Le féminin et le religieux par Catherine Chalier et Karima Berger
L’auteure
 et professeure de philosophie Catherine Chalier et l’écrivaine Karima Berger
 étaient réunies lundi 12 novembre à l’ESJ Lille afin d’interroger la place des
 femmes, et plus largement du féminin, dans la liturgie et l’histoire des
 religions, notamment dans le judaïsme et l’islam. L’occasion de comprendre
 comment la maîtrise du religieux questionne les rapports entre les genres. 
L’exclusion des femmes du travail interprétatif
 du Livre 
            De tout temps, les
 femmes se sont vues exclues de la tâche d’interprétation des textes de la religion
 juive. Cette exclusion des femmes de l’étude des textes sacrés influe
 directement sur la place qu’elles occupent dans la société, circonscrite à la
 gestion du foyer et à l’éducation des enfants. 

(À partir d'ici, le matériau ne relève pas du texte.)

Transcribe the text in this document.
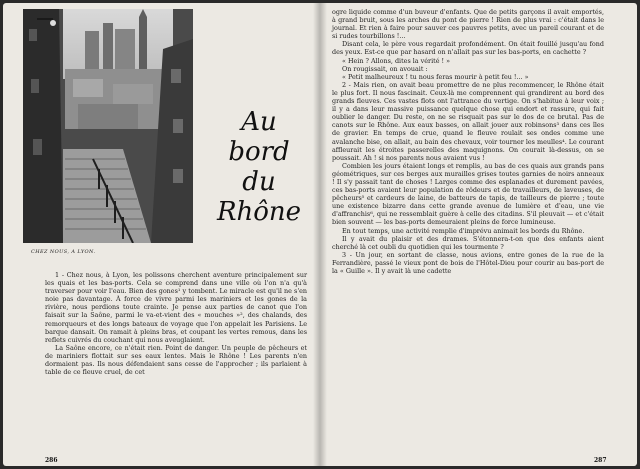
CHEZ NOUS, A LYON.
Au bord
du Rhône

1 - Chez nous, à Lyon, les polissons cherchent aventure principalement sur les quais et les bas-ports. Cela se comprend dans une ville où l'on n'a qu'à traverser pour voir l'eau. Bien des gones¹ y tombent. Le miracle est qu'il ne s'en noie pas davantage. À force de vivre parmi les mariniers et les gones de la rivière, nous perdions toute crainte. Je pense aux parties de canot que l'on faisait sur la Saône, parmi le va-et-vient des « mouches »², des chalands, des remorqueurs et des longs bateaux de voyage que l'on appelait les Parisiens. Le barque dansait. On ramait à pleins bras, et coupant les vertes remous, dans les reflets cuivrés du couchant qui nous aveuglaient.

La Saône encore, ce n'était rien. Point de danger. Un peuple de pêcheurs et de mariniers flottait sur ses eaux lentes. Mais le Rhône ! Les parents n'en dormaient pas. Ils nous défendaient sans cesse de l'approcher ; ils parlaient à table de ce fleuve cruel, de cet

286

ogre liquide comme d'un buveur d'enfants. Que de petits garçons il avait emportés, à grand bruit, sous les arches du pont de pierre ! Rien de plus vrai : c'était dans le journal. Et rien à faire pour sauver ces pauvres petits, avec un pareil courant et de si rudes tourbillons !...

Disant cela, le père vous regardait profondément. On était fouillé jusqu'au fond des yeux. Est-ce que par hasard on n'allait pas sur les bas-ports, en cachette ?

« Hein ? Allons, dites la vérité ! »

On rougissait, on avouait :

« Petit malheureux ! tu nous feras mourir à petit feu !... »

2 - Mais rien, on avait beau promettre de ne plus recommencer, le Rhône était le plus fort. Il nous fascinait. Ceux-là me comprennent qui grandirent au bord des grands fleuves. Ces vastes flots ont l'attrance du vertige. On s'habitue à leur voix ; il y a dans leur massive puissance quelque chose qui endort et rassure, qui fait oublier le danger. Du reste, on ne se risquait pas sur le dos de ce brutal. Pas de canots sur le Rhône. Aux eaux basses, on allait jouer aux robinsons³ dans ces îles de gravier. En temps de crue, quand le fleuve roulait ses ondes comme une avalanche bise, on allait, au bain des chevaux, voir tourner les meulles⁴. Le courant affleurait les étroites passerelles des maquignons. On courait là-dessus, on se poussait. Ah ! si nos parents nous avaient vus !

Combien les jours étaient longs et remplis, au bas de ces quais aux grands pans géométriques, sur ces berges aux murailles grises toutes garnies de noirs anneaux ! Il s'y passait tant de choses ! Larges comme des esplanades et durement pavées, ces bas-ports avaient leur population de rôdeurs et de travailleurs, de laveuses, de pêcheurs⁵ et cardeurs de laine, de batteurs de tapis, de tailleurs de pierre ; toute une existence bizarre dans cette grande avenue de lumière et d'eau, une vie d'affranchis⁶, qui ne ressemblait guère à celle des citadins. S'il pleuvait — et c'était bien souvent — les bas-ports demeuraient pleins de force lumineuse.

En tout temps, une activité remplie d'imprévu animait les bords du Rhône.

Il y avait du plaisir et des drames. S'étonnera-t-on que des enfants aient cherché là cet oubli du quotidien qui les tourmente ?

3 - Un jour, en sortant de classe, nous avions, entre gones de la rue de la Ferrandière, passé le vieux pont de bois de l'Hôtel-Dieu pour courir au bas-port de la « Guille ». Il y avait là une cadette

287
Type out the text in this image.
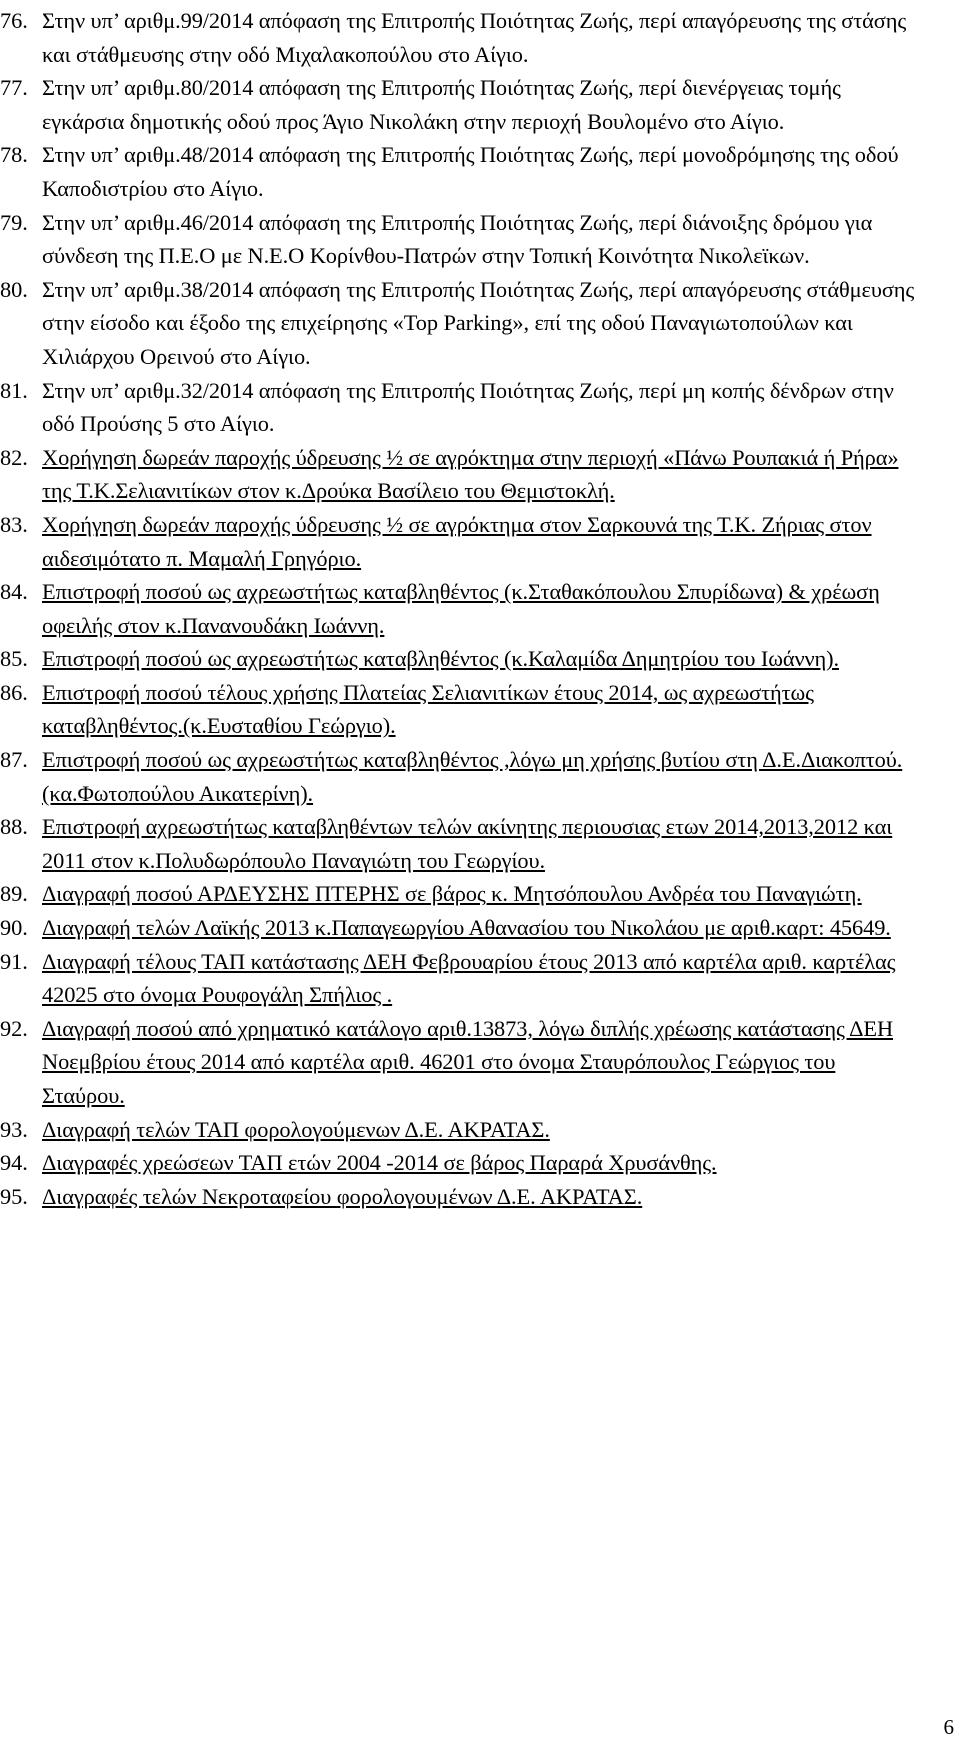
76. Στην υπ’ αριθμ.99/2014 απόφαση της Επιτροπής Ποιότητας Ζωής, περί απαγόρευσης της στάσης και στάθμευσης στην οδό Μιχαλακοπούλου στο Αίγιο.
77. Στην υπ’ αριθμ.80/2014 απόφαση της Επιτροπής Ποιότητας Ζωής, περί διενέργειας τομής εγκάρσια δημοτικής οδού προς Άγιο Νικολάκη στην περιοχή Βουλομένο στο Αίγιο.
78. Στην υπ’ αριθμ.48/2014 απόφαση της Επιτροπής Ποιότητας Ζωής, περί μονοδρόμησης της οδού Καποδιστρίου στο Αίγιο.
79. Στην υπ’ αριθμ.46/2014 απόφαση της Επιτροπής Ποιότητας Ζωής, περί διάνοιξης δρόμου για σύνδεση της Π.Ε.Ο με Ν.Ε.Ο Κορίνθου-Πατρών στην Τοπική Κοινότητα Νικολεϊκων.
80. Στην υπ’ αριθμ.38/2014 απόφαση της Επιτροπής Ποιότητας Ζωής, περί απαγόρευσης στάθμευσης στην είσοδο και έξοδο της επιχείρησης «Top Parking», επί της οδού Παναγιωτοπούλων και Χιλιάρχου Ορεινού στο Αίγιο.
81. Στην υπ’ αριθμ.32/2014 απόφαση της Επιτροπής Ποιότητας Ζωής, περί μη κοπής δένδρων στην οδό Προύσης 5 στο Αίγιο.
82. Χορήγηση δωρεάν παροχής ύδρευσης ½ σε αγρόκτημα στην περιοχή «Πάνω Ρουπακιά ή Ρήρα» της Τ.Κ.Σελιανιτίκων στον κ.Δρούκα Βασίλειο του Θεμιστοκλή.
83. Χορήγηση δωρεάν παροχής ύδρευσης ½ σε αγρόκτημα στον Σαρκουνά της Τ.Κ. Ζήριας στον αιδεσιμότατο π. Μαμαλή Γρηγόριο.
84. Επιστροφή ποσού ως αχρεωστήτως καταβληθέντος (κ.Σταθακόπουλου Σπυρίδωνα) & χρέωση οφειλής στον κ.Πανανουδάκη Ιωάννη.
85. Επιστροφή ποσού ως αχρεωστήτως καταβληθέντος (κ.Καλαμίδα Δημητρίου του Ιωάννη).
86. Επιστροφή ποσού τέλους χρήσης Πλατείας Σελιανιτίκων έτους 2014, ως αχρεωστήτως καταβληθέντος.(κ.Ευσταθίου Γεώργιο).
87. Επιστροφή ποσού ως αχρεωστήτως καταβληθέντος ,λόγω μη χρήσης βυτίου στη Δ.Ε.Διακοπτού.(κα.Φωτοπούλου Αικατερίνη).
88. Επιστροφή αχρεωστήτως καταβληθέντων τελών ακίνητης περιουσιας ετων 2014,2013,2012 και 2011 στον κ.Πολυδωρόπουλο Παναγιώτη του Γεωργίου.
89. Διαγραφή ποσού ΑΡΔΕΥΣΗΣ ΠΤΕΡΗΣ σε βάρος κ. Μητσόπουλου Ανδρέα του Παναγιώτη.
90. Διαγραφή τελών Λαϊκής 2013 κ.Παπαγεωργίου Αθανασίου του Νικολάου με αριθ.καρτ: 45649.
91. Διαγραφή τέλους ΤΑΠ κατάστασης ΔΕΗ Φεβρουαρίου έτους 2013 από καρτέλα αριθ. καρτέλας 42025 στο όνομα Ρουφογάλη Σπήλιος .
92. Διαγραφή ποσού από χρηματικό κατάλογο αριθ.13873, λόγω διπλής χρέωσης κατάστασης ΔΕΗ Νοεμβρίου έτους 2014 από καρτέλα αριθ. 46201 στο όνομα Σταυρόπουλος Γεώργιος του Σταύρου.
93. Διαγραφή τελών ΤΑΠ φορολογούμενων Δ.Ε. ΑΚΡΑΤΑΣ.
94. Διαγραφές χρεώσεων ΤΑΠ ετών 2004 -2014 σε βάρος Παραρά Χρυσάνθης.
95. Διαγραφές τελών Νεκροταφείου φορολογουμένων Δ.Ε. ΑΚΡΑΤΑΣ.
6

            Certains rabbins en
 font une question d’aptitude
 pure et simple. Mais l’argument de principe consiste encore à agiter le drapeau
 du conservatisme comme un garde-fou contre l’instabilité : ébranlez les places
 traditionnelles de chacun et c’est l’équilibre de toute une société qui s’en
 trouvera bouleversé.
Le regard déterminant des femmes sur les textes
 sacrés 
            Une fois le constat
 dressé,
 celui d’un silence imposé, Catherine Chalier parvient à distinguer différentes
 positions susceptibles d’être adoptées, en réaction, par les femmes. La
 première attitude se manifeste par l’intériorisation de certaines femmes d’une
 telle situation, condamnant sa remise en cause. A rebours de cette approche,
 d’autres femmes font le choix de l’oubli. Tirer un trait sur cet héritage sacré
 leur permet dans le même temps d’y laisser leur indignation à l’égard d’un
 texte qu’elles envisagent comme un fardeau. 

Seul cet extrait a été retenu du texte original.